After the housing bubble of the early 2000s that led to the subprime crisis in 2008-2009, the construction of new homes plummeted in the U.S., going from a high of nearly 2.3 million in January 2006, to just 478,000 in February 2009, an 81% decline. In the decade after the subprime crisis, housing started to only gradually recover, reaching 1.5 million in December 2019. The recovery was put on hold for a few months early in the pandemic before resuming its upward track until – wait for it – the Fed began raising interest rates in early 2022. Since then, the new starts have gone down every month.
In addition to the financial constrictions on the construction of new homes, there has also been a substantial increase in the difficulty and cost of obtaining permits to develop land and build new homes. A 2019 University of California study found that permitting fees added over $23,000 to the average new house in California. But even more problematic are the delays and uncertainty in the permitting process, discouraging investment.
As a result of these factors, for the last decade, far more new households (i.e. family units seeking a home together) have been created in the U.S. than new homes. In a study earlier this year, Realtor.com estimated that about 6.5 million more households were created than new homes built in 2012-2022. Even if all new multi-family homes are added, the shortfall is still 2.3 million. In other words, housing prices are not high because of an overheated economy or a bubble as we saw in the subprime debacle. It is the result of a structural shortage resulting from the supply of new homes badly lagging the formation of new households.

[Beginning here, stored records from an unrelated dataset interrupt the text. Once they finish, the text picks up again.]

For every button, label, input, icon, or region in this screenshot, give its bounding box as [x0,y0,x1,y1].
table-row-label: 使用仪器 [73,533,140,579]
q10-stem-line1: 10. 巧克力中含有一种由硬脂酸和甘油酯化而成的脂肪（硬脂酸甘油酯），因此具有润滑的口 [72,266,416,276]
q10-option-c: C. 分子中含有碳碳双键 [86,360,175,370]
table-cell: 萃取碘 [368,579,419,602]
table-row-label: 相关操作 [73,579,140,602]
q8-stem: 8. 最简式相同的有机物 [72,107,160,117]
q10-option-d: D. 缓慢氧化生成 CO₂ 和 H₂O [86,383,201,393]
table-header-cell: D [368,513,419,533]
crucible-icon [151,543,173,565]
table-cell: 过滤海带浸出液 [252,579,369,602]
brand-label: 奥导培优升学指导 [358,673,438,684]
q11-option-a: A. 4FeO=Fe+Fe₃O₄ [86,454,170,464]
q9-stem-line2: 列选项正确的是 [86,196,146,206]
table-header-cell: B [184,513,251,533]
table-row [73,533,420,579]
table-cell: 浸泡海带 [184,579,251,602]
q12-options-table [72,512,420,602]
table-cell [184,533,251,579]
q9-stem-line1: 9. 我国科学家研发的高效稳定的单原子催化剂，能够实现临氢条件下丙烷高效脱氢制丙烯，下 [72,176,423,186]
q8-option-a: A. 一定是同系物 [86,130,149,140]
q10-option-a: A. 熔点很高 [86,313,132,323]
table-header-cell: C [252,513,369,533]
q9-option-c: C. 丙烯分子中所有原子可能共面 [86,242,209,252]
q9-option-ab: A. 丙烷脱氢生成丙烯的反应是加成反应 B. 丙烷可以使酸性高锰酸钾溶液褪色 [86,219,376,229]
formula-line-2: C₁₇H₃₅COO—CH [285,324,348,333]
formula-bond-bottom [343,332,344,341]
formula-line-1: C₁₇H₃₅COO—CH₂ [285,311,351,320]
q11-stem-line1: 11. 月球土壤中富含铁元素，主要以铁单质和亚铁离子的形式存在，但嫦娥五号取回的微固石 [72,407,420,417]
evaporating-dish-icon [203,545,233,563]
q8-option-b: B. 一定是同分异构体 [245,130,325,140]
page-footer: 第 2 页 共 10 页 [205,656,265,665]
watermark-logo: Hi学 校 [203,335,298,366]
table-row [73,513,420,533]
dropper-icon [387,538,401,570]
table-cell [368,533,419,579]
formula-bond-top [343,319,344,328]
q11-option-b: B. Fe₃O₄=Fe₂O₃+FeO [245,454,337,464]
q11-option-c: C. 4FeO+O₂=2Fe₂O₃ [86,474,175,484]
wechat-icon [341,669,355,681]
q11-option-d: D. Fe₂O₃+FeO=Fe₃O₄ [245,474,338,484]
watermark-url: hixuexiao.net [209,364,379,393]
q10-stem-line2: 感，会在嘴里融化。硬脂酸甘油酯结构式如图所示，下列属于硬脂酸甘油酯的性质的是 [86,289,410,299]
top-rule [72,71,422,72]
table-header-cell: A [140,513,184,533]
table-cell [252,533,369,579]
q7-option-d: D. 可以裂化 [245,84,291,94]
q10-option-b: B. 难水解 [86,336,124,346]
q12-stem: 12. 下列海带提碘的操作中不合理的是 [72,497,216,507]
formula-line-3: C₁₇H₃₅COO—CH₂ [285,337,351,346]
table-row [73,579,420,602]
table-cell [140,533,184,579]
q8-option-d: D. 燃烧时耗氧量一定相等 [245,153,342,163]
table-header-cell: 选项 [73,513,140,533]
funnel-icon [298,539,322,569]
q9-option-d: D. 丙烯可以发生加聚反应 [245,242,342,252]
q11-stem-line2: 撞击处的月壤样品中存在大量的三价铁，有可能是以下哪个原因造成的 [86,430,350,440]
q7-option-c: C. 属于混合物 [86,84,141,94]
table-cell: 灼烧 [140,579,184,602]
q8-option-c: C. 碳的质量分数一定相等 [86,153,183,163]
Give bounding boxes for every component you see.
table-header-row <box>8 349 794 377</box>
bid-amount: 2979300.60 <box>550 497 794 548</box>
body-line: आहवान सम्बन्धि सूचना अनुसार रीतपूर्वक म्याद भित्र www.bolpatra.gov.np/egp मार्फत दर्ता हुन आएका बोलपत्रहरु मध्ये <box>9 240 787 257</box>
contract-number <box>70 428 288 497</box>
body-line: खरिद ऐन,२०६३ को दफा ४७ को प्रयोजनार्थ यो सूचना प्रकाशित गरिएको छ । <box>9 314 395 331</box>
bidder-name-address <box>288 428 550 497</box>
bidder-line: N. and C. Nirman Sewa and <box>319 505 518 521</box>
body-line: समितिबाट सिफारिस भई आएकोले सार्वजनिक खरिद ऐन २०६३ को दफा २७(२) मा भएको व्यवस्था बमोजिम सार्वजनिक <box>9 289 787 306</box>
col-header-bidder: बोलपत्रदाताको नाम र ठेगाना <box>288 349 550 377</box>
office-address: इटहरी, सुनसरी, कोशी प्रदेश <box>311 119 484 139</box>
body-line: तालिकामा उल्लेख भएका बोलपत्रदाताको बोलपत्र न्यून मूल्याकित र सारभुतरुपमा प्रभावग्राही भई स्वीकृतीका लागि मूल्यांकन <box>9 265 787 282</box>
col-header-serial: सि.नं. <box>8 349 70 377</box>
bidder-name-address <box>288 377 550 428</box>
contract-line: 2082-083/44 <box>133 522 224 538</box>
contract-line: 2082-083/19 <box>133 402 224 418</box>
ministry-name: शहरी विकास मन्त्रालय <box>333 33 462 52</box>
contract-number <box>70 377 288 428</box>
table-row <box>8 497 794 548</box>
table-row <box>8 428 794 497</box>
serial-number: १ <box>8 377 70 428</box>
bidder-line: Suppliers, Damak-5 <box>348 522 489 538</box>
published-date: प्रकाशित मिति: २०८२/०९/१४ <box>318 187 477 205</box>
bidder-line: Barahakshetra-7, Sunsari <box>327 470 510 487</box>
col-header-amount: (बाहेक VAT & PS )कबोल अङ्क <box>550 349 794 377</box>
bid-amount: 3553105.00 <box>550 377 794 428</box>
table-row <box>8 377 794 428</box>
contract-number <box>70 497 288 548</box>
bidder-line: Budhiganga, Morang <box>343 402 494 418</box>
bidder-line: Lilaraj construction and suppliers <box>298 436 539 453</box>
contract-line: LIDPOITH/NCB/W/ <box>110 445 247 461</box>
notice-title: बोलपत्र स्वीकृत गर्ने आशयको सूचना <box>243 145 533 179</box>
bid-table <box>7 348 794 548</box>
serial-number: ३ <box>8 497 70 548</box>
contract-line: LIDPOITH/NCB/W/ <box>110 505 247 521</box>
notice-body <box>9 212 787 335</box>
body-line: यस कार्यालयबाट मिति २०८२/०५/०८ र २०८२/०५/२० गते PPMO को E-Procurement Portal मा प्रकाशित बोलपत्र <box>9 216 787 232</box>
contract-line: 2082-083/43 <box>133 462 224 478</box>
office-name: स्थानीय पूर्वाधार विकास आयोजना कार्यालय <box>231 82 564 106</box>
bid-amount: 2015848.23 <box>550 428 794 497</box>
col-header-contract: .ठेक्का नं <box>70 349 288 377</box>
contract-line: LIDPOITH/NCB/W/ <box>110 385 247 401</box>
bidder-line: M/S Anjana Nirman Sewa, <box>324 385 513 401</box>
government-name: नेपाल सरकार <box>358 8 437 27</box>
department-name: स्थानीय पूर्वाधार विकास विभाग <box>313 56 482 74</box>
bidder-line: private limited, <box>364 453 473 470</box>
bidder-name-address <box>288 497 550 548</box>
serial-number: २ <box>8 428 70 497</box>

So, if we want to get the cost of housing down, we need to increase the supply. But higher interest rates and tight credit conditions do exactly the opposite. Few parts of the economy are more adversely affected by high interest rates than housing. Not only do higher interest rates discourage the construction of new homes, but they also encourage homeowners with lower interest mortgages to stay put.
As long as the Fed keeps interest rates high, the supply of new homes will continue to be constrained and keep pressure on housing costs, thus working against the Fed’s goal to reduce inflation back to 2%. There has been a fair amount of academic criticism of the methodology the Fed is using to measure housing costs. Some economists believe it is not possible to get inflation to back to 2% if the Fed continues to use its current methodology for calculating housing costs.
That math is well above my pay grade. But I talk to enough young people struggling to get into their first home to know that we must do something to make homes more affordable … and high interest rates are not going to do that.